Sprint CEO Marcelo Claure also announced yesterday that it would begin a new program called The 1Million Project whereby Sprint gives away free mobile devices and free high-speed wireless internet connectivity to 1 million low-income high school students in the US.
“Education is the foundation for our society to prosper, and the internet is an incredibly powerful tool for learning,” Claure said. “But it’s a huge problem in America that we have 5 million households with children that lack internet connections. Those kids have a huge disadvantage and we are failing them. All of us at Sprint are committed to changing this by providing 1 million students in need with free devices and free wireless connections.”
Here is Sprint’s announcement today:
OVERLAND PARK, Kan. – October 12, 2016 — Sprint Corporation announced today that three wholly owned special purpose subsidiaries have commenced an offer of up to $3.5 billion of wireless spectrum-backed notes in three series with varying maturities in a private transaction that is exempt from the registration requirements of the Securities Act of 1933.
The Issuers’ directly owned subsidiaries will acquire a portfolio of FCC licenses and a small number of third-party leased license agreements (the “Spectrum Portfolio”) from subsidiaries of Sprint, which comprise a portion of Sprint’s 2.5GHz and 1.9GHz spectrum holdings, representing approximately 14 percent of Sprint’s total spectrum holdings on a MHz-pops basis.

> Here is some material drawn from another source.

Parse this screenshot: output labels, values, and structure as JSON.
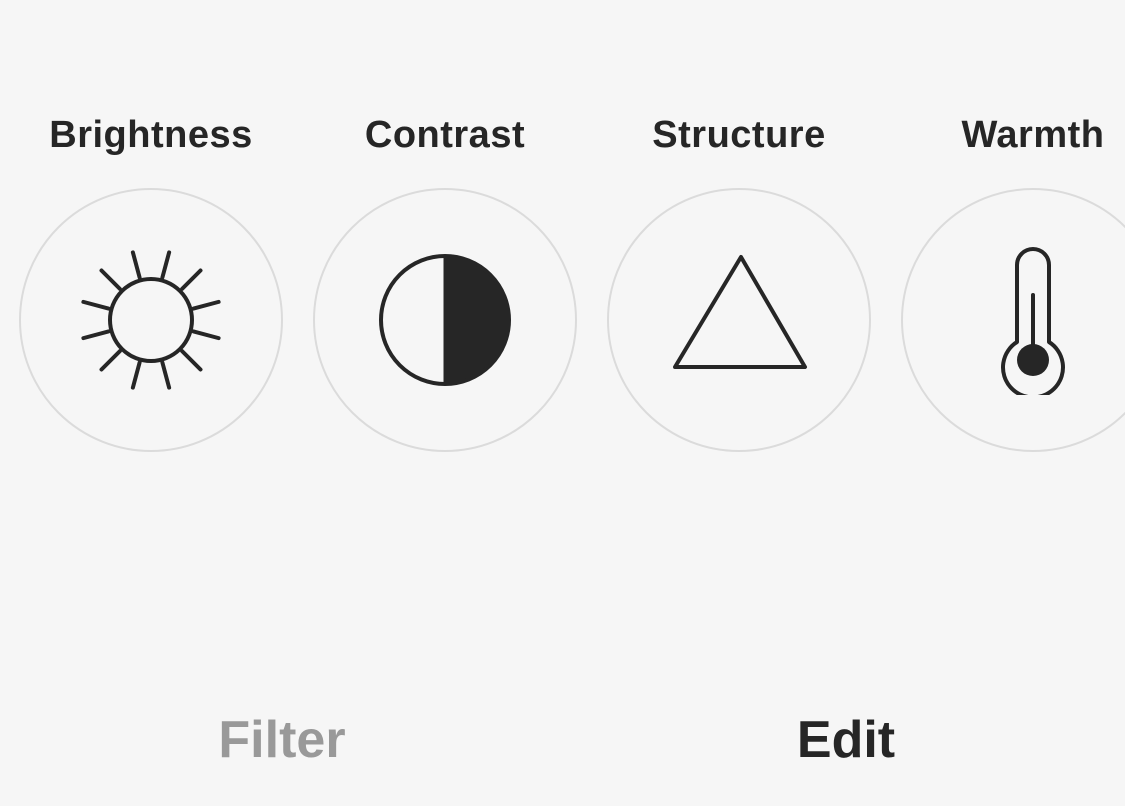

The Spectrum Portfolio is currently utilized by approximately 77 percent of all of Sprint’s 2.5GHz enabled sites and approximately 33 percent of Sprint’s 1.9GHz enabled sites. The Spectrum Portfolio will be leased back to Sprint Communications Inc. pursuant to a long-term lease agreement, the rental payments for which are sufficient to service the Notes. Based on an independent third-party valuation, the central value of the Spectrum Portfolio as of June 30, 2017, based on the various assumptions and limitations set forth in the valuation report, is approximately $16.4 billion.
The Notes are being issued pursuant to a $7 billion program established for this structure, consisting of the initial issuance and potentially future issuances, subject to certain conditions. The Notes are expected to be rated investment grade by both Moody’s and Fitch.
The consummation of the Notes offering is subject to market and other conditions and is anticipated to close in early November 2016. There can be no assurance the Notes offering will be successfully completed on the terms described herein or at all.
The Notes have not been registered under the Securities Act or the securities laws of any other jurisdiction and may not be offered or sold in the United States absent registration or an applicable exemption therefrom. The Notes will be offered only to Qualified Institutional Buyers as defined in Rule 144A under the Securities Act that are also Qualified Purchasers as defined under the Investment Company Act of 1940 and to persons outside the United States that are not U.S. Persons as defined in Regulation S under the Securities Act and are also Qualified Purchasers.
This press release does not constitute an offer to sell or a solicitation of an offer to buy the Notes and shall not constitute an offer, solicitation or sale of any Notes in any jurisdiction in which such offer, solicitation or sale would be unlawful.